The Department for Work and Pensions is to run a new service that will allow providers of broadband to verify whether customers are receiving relevant benefits, making them eligible for extra financial support, such as reduced broadband bills.
The verification service will require the customer’s permission; however, it would allow them to access ‘social tariffs.’ The government has called on all broadband providers to offer and promote social tariffs that will help those on Universal Credit and other benefits to access broadband and mobile phone deals.
These tariffs could save over a hundred pounds per year in some cases, with one provider that is already on board allowing early termination fees to be waived as customers move from other tariffs to the ones that will allow them to reduce their expenditure when already on low income.
David Buttress, the Government’s Cost of Living Business Tsar, has committed to working alongside the industry to improve and promote social tariffs that already exist, as well as encouraging the providers that don’t have them, to bring them in. Buttress said:
“Times are tough and families across the country are feeling the pinch, so we’re making it easier for companies to reduce phone and broadband bills for struggling families.
“Some of the biggest network operators have already committed to this new scheme and we want to see other providers follow their lead so that everyone eligible for a social tariff can access one.
“This is just one of the ways that we’re working with businesses to offer help through our Help for Households campaign, building on the comprehensive £37 billion package of support already being provided by Government.”
Therese Coffey, Secretary of State for Work and Pensions, added:
“It’s more important than ever that people get the financial support available to them, including cheaper broadband for benefit claimants, and this change makes these social tariffs even easier to access.
“I’d like to thank those providers leading the way in moving customers over to discount rates, and I encourage others to follow suit to help millions of households to cut bills.”

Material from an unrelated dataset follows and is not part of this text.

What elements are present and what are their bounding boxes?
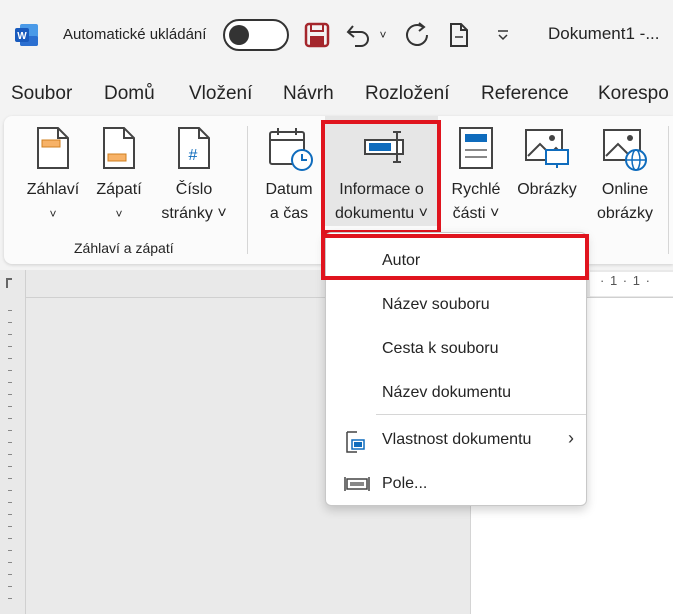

Customer’s consent must be gained before the internet service providers can speak to the Department for Work and Pensions about their eligibility for the schemes, whilst the Department will provide as little information as possible, sharing nothing other than the confirmation that the claimant is eligible for the benefit. This ensures the safety of the claimant’s data.
Digital Secretary, Nadine Dorries said:
“Social Tariffs are vital for families struggling with bills, keeping them connected even in tough times.
“Our discussions with broadband companies led to the range of social tariffs on the market today and we’ve secured a raft of new cost-of-living commitments from them to ensure help is available for anyone that needs it.
“I urge anyone concerned about falling behind on payments to contact their supplier to see what support is available.”